Capitolo I e II (a sere alterne)
di Stefano Massini
regia di Pia di Bitonto
con Barbara Valmorin
Teatro delle Donne
Roma, Teatro Due dal 3 al 8 marzo 2015
È andato in scena, nei giorni scorsi, I taccuini di Mosella Fitch, uno spettacolo che fa parte della rassegna 'A Roma! A Roma!' del Teatro Due.
Il testo è di Stefano Massini, drammaturgo fiorentino rappresentato con successo in Italia (suo il Lehman Trilogy, in questi giorni al Piccolo di Milano per la regia di Luca Ronconi) e nel resto d'Europa.
Dei Taccuini, in sei capitoli, si sono alternati il I e il II (i soli, ad oggi, scritti) tra il 3 e l'8 Marzo.
Il primo dei sei capitoli si apre con il garzone del droghiere che ritrova il corpo senza vita di Mosella, suicida di ottanta anni. Accanto al cadavere, una lettera indirizzata proprio a Pēte, il garzone.
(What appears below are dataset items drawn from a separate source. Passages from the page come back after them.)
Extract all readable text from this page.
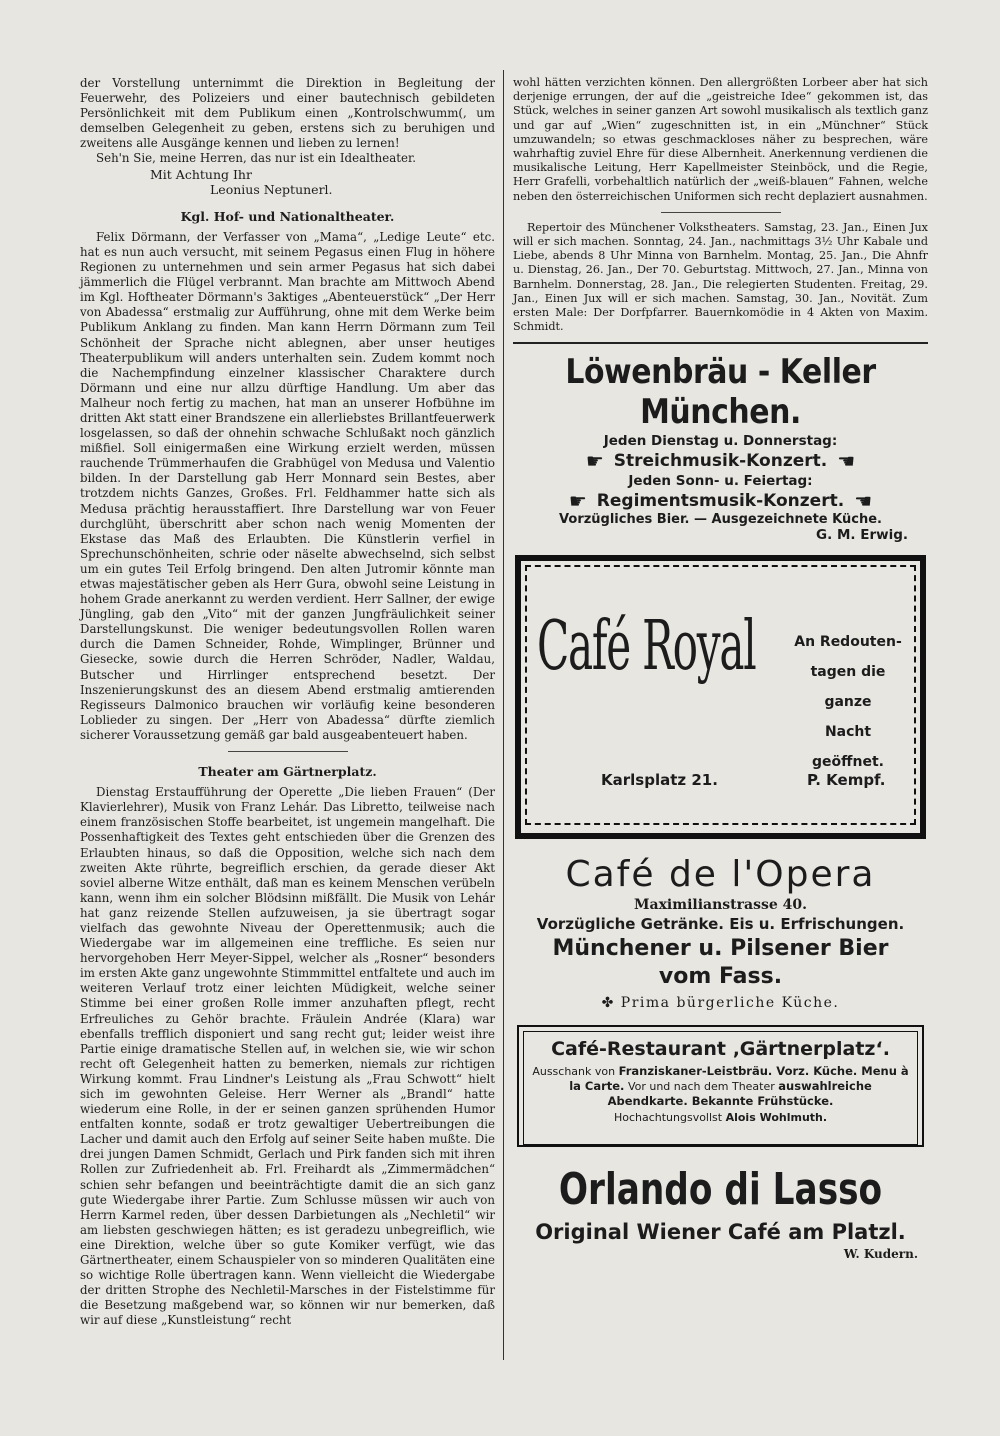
der Vorstellung unternimmt die Direktion in Begleitung der Feuerwehr, des Polizeiers und einer bautechnisch gebildeten Persönlichkeit mit dem Publikum einen „Kontrolschwumm(, um demselben Gelegenheit zu geben, erstens sich zu beruhigen und zweitens alle Ausgänge kennen und lieben zu lernen!

Seh'n Sie, meine Herren, das nur ist ein Idealtheater.

Mit Achtung Ihr

Leonius Neptunerl.

Kgl. Hof- und Nationaltheater.

Felix Dörmann, der Verfasser von „Mama“, „Ledige Leute“ etc. hat es nun auch versucht, mit seinem Pegasus einen Flug in höhere Regionen zu unternehmen und sein armer Pegasus hat sich dabei jämmerlich die Flügel verbrannt. Man brachte am Mittwoch Abend im Kgl. Hoftheater Dörmann's 3aktiges „Abenteuerstück“ „Der Herr von Abadessa“ erstmalig zur Aufführung, ohne mit dem Werke beim Publikum Anklang zu finden. Man kann Herrn Dörmann zum Teil Schönheit der Sprache nicht ablegnen, aber unser heutiges Theaterpublikum will anders unterhalten sein. Zudem kommt noch die Nachempfindung einzelner klassischer Charaktere durch Dörmann und eine nur allzu dürftige Handlung. Um aber das Malheur noch fertig zu machen, hat man an unserer Hofbühne im dritten Akt statt einer Brandszene ein allerliebstes Brillantfeuerwerk losgelassen, so daß der ohnehin schwache Schlußakt noch gänzlich mißfiel. Soll einigermaßen eine Wirkung erzielt werden, müssen rauchende Trümmerhaufen die Grabhügel von Medusa und Valentio bilden. In der Darstellung gab Herr Monnard sein Bestes, aber trotzdem nichts Ganzes, Großes. Frl. Feldhammer hatte sich als Medusa prächtig herausstaffiert. Ihre Darstellung war von Feuer durchglüht, überschritt aber schon nach wenig Momenten der Ekstase das Maß des Erlaubten. Die Künstlerin verfiel in Sprechunschönheiten, schrie oder näselte abwechselnd, sich selbst um ein gutes Teil Erfolg bringend. Den alten Jutromir könnte man etwas majestätischer geben als Herr Gura, obwohl seine Leistung in hohem Grade anerkannt zu werden verdient. Herr Sallner, der ewige Jüngling, gab den „Vito“ mit der ganzen Jungfräulichkeit seiner Darstellungskunst. Die weniger bedeutungsvollen Rollen waren durch die Damen Schneider, Rohde, Wimplinger, Brünner und Giesecke, sowie durch die Herren Schröder, Nadler, Waldau, Butscher und Hirrlinger entsprechend besetzt. Der Inszenierungskunst des an diesem Abend erstmalig amtierenden Regisseurs Dalmonico brauchen wir vorläufig keine besonderen Loblieder zu singen. Der „Herr von Abadessa“ dürfte ziemlich sicherer Voraussetzung gemäß gar bald ausgeabenteuert haben.

Theater am Gärtnerplatz.

Dienstag Erstaufführung der Operette „Die lieben Frauen“ (Der Klavierlehrer), Musik von Franz Lehár. Das Libretto, teilweise nach einem französischen Stoffe bearbeitet, ist ungemein mangelhaft. Die Possenhaftigkeit des Textes geht entschieden über die Grenzen des Erlaubten hinaus, so daß die Opposition, welche sich nach dem zweiten Akte rührte, begreiflich erschien, da gerade dieser Akt soviel alberne Witze enthält, daß man es keinem Menschen verübeln kann, wenn ihm ein solcher Blödsinn mißfällt. Die Musik von Lehár hat ganz reizende Stellen aufzuweisen, ja sie übertragt sogar vielfach das gewohnte Niveau der Operettenmusik; auch die Wiedergabe war im allgemeinen eine treffliche. Es seien nur hervorgehoben Herr Meyer-Sippel, welcher als „Rosner“ besonders im ersten Akte ganz ungewohnte Stimmmittel entfaltete und auch im weiteren Verlauf trotz einer leichten Müdigkeit, welche seiner Stimme bei einer großen Rolle immer anzuhaften pflegt, recht Erfreuliches zu Gehör brachte. Fräulein Andrée (Klara) war ebenfalls trefflich disponiert und sang recht gut; leider weist ihre Partie einige dramatische Stellen auf, in welchen sie, wie wir schon recht oft Gelegenheit hatten zu bemerken, niemals zur richtigen Wirkung kommt. Frau Lindner's Leistung als „Frau Schwott“ hielt sich im gewohnten Geleise. Herr Werner als „Brandl“ hatte wiederum eine Rolle, in der er seinen ganzen sprühenden Humor entfalten konnte, sodaß er trotz gewaltiger Uebertreibungen die Lacher und damit auch den Erfolg auf seiner Seite haben mußte. Die drei jungen Damen Schmidt, Gerlach und Pirk fanden sich mit ihren Rollen zur Zufriedenheit ab. Frl. Freihardt als „Zimmermädchen“ schien sehr befangen und beeinträchtigte damit die an sich ganz gute Wiedergabe ihrer Partie. Zum Schlusse müssen wir auch von Herrn Karmel reden, über dessen Darbietungen als „Nechletil“ wir am liebsten geschwiegen hätten; es ist geradezu unbegreiflich, wie eine Direktion, welche über so gute Komiker verfügt, wie das Gärtnertheater, einem Schauspieler von so minderen Qualitäten eine so wichtige Rolle übertragen kann. Wenn vielleicht die Wiedergabe der dritten Strophe des Nechletil-Marsches in der Fistelstimme für die Besetzung maßgebend war, so können wir nur bemerken, daß wir auf diese „Kunstleistung“ recht

wohl hätten verzichten können. Den allergrößten Lorbeer aber hat sich derjenige errungen, der auf die „geistreiche Idee“ gekommen ist, das Stück, welches in seiner ganzen Art sowohl musikalisch als textlich ganz und gar auf „Wien“ zugeschnitten ist, in ein „Münchner“ Stück umzuwandeln; so etwas geschmackloses näher zu besprechen, wäre wahrhaftig zuviel Ehre für diese Albernheit. Anerkennung verdienen die musikalische Leitung, Herr Kapellmeister Steinböck, und die Regie, Herr Grafelli, vorbehaltlich natürlich der „weiß-blauen“ Fahnen, welche neben den österreichischen Uniformen sich recht deplaziert ausnahmen.

Repertoir des Münchener Volkstheaters. Samstag, 23. Jan., Einen Jux will er sich machen. Sonntag, 24. Jan., nachmittags 3½ Uhr Kabale und Liebe, abends 8 Uhr Minna von Barnhelm. Montag, 25. Jan., Die Ahnfr u. Dienstag, 26. Jan., Der 70. Geburtstag. Mittwoch, 27. Jan., Minna von Barnhelm. Donnerstag, 28. Jan., Die relegierten Studenten. Freitag, 29. Jan., Einen Jux will er sich machen. Samstag, 30. Jan., Novität. Zum ersten Male: Der Dorfpfarrer. Bauernkomödie in 4 Akten von Maxim. Schmidt.

Löwenbräu - Keller München.
Jeden Dienstag u. Donnerstag:
☛ Streichmusik-Konzert. ☚
Jeden Sonn- u. Feiertag:
☛ Regimentsmusik-Konzert. ☚
Vorzügliches Bier. — Ausgezeichnete Küche.
G. M. Erwig.
Café Royal	An Redouten-
tagen die ganze
Nacht geöffnet.
Karlsplatz 21.	P. Kempf.
Café de l'Opera
Maximilianstrasse 40.
Vorzügliche Getränke. Eis u. Erfrischungen.
Münchener u. Pilsener Bier
vom Fass.
✤ Prima bürgerliche Küche.
Café-Restaurant ‚Gärtnerplatz‘.
Ausschank von Franziskaner-Leistbräu. Vorz. Küche. Menu à la Carte. Vor und nach dem Theater auswahlreiche Abendkarte. Bekannte Frühstücke.
Hochachtungsvollst Alois Wohlmuth.
Orlando di Lasso
Original Wiener Café am Platzl.
W. Kudern.
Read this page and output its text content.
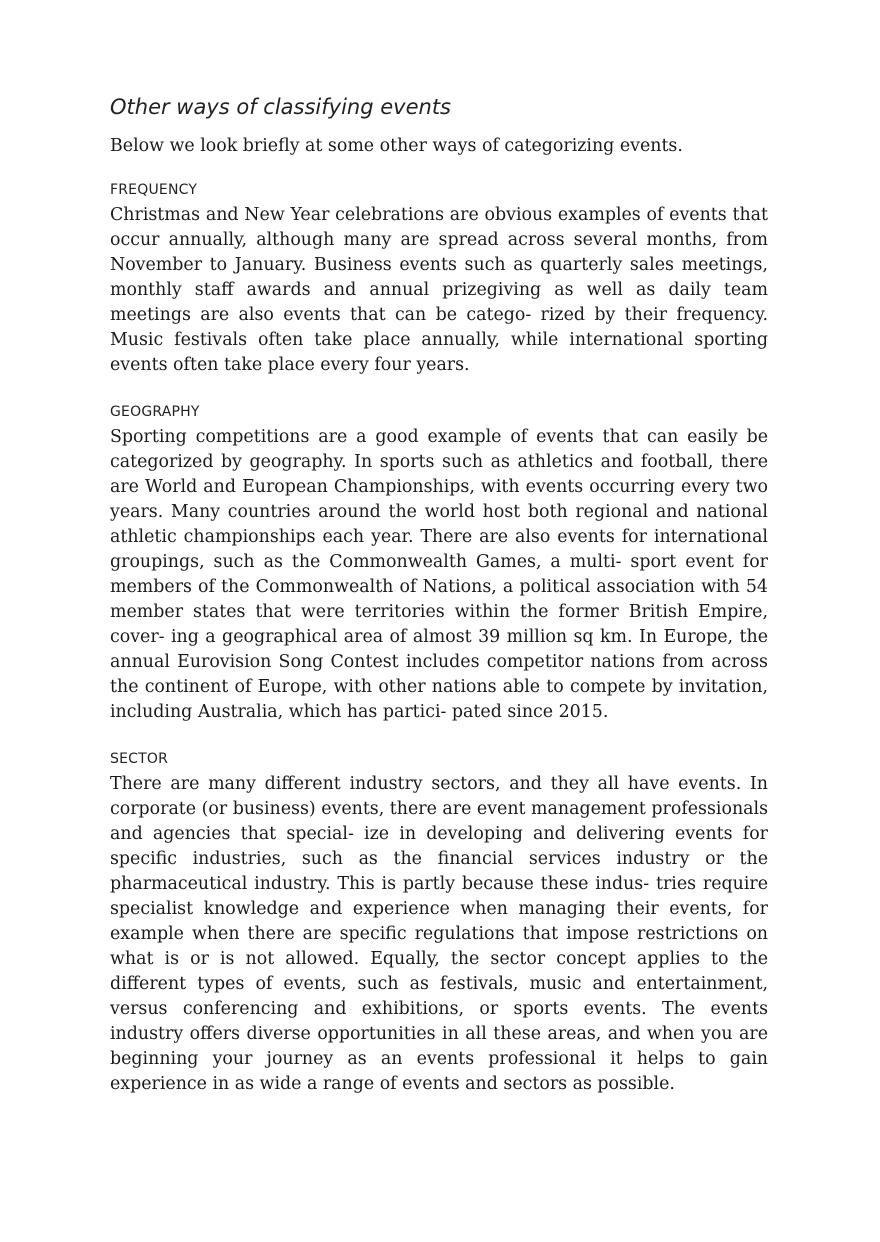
Other ways of classifying events

Below we look briefly at some other ways of categorizing events.

FREQUENCY

Christmas and New Year celebrations are obvious examples of events that occur annually, although many are spread across several months, from November to January. Business events such as quarterly sales meetings, monthly staff awards and annual prizegiving as well as daily team meetings are also events that can be catego- rized by their frequency. Music festivals often take place annually, while international sporting events often take place every four years.

GEOGRAPHY

Sporting competitions are a good example of events that can easily be categorized by geography. In sports such as athletics and football, there are World and European Championships, with events occurring every two years. Many countries around the world host both regional and national athletic championships each year. There are also events for international groupings, such as the Commonwealth Games, a multi- sport event for members of the Commonwealth of Nations, a political association with 54 member states that were territories within the former British Empire, cover- ing a geographical area of almost 39 million sq km. In Europe, the annual Eurovision Song Contest includes competitor nations from across the continent of Europe, with other nations able to compete by invitation, including Australia, which has partici- pated since 2015.

SECTOR

There are many different industry sectors, and they all have events. In corporate (or business) events, there are event management professionals and agencies that special- ize in developing and delivering events for specific industries, such as the financial services industry or the pharmaceutical industry. This is partly because these indus- tries require specialist knowledge and experience when managing their events, for example when there are specific regulations that impose restrictions on what is or is not allowed. Equally, the sector concept applies to the different types of events, such as festivals, music and entertainment, versus conferencing and exhibitions, or sports events. The events industry offers diverse opportunities in all these areas, and when you are beginning your journey as an events professional it helps to gain experience in as wide a range of events and sectors as possible.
Lì vi sono contenute le indicazioni riguardo alla sepoltura e, in modo particolare, alla custodia dei taccuini.
Il ragazzo ne intraprende la lettura, che passerà, dopo le prime righe, alla voce ed alla presenza di Barbara Valmorin, interprete della signora Fitch. In quei 'foglietti troppo piccoli - io avevo chiesto quaderni, quaderni! –' , ha voluto fissare, per paura di dimenticare, tutti i suoi ricordi, sin dalla nascita prematura e dal vagito inascoltato, in una notte di tempesta in cui la madre, nel tentativo di mettere in salvo le mucche, dà al buio e tra lo sterco, la bambina Mosella. Episodio, questo, che sarà alla base della visione cinica, dell'atteggiamento anarchico e irriverente della protagonista, che sarà sempre pronta a smascherare ingiustizie e falsità. Abbandonerà gli studi, salirà sugli alberi, si proclamerà scienziata salendo sul banco di classe e a quattro anni dirà alla madre di non volerle bene.
Capirà presto che come le pietre hanno bisogno del sole per indurirsi, così il corpo degli uomini deve insistere in una lotta col fuoco per non restare una mollichina.
Non sarà quindi un semplice viaggio autobiografico ma un'introspezione del passato, in dialogo con il presente della scrittura e quello della lettura.
Fermare i ricordi in una pagina per non dimenticare, o meglio per ricordare, rinnovare e riaffermare un'esistenza anarchica che vibra ancora nei toni di rivolta, ribellione, ironia affilata, nella presenza di voce e di volto della Valmorin, nell'acqua che sorseggia tra un foglietto e l'altro, nei colpi di tosse per schiarirsi la voce, e che rendono la lettura un'onesta e, forse, involontaria costruzione di ragioni del passato.
Non c'è una musica che accompagna, ma tante. Non si è fatta una scelta, ma tante.
E, nonostante la coraggiosa e forte presenza che la Valmorin ci regala, il rischio è quello di non sentire il vagito, perché coperto dall' imperversare della tempesta.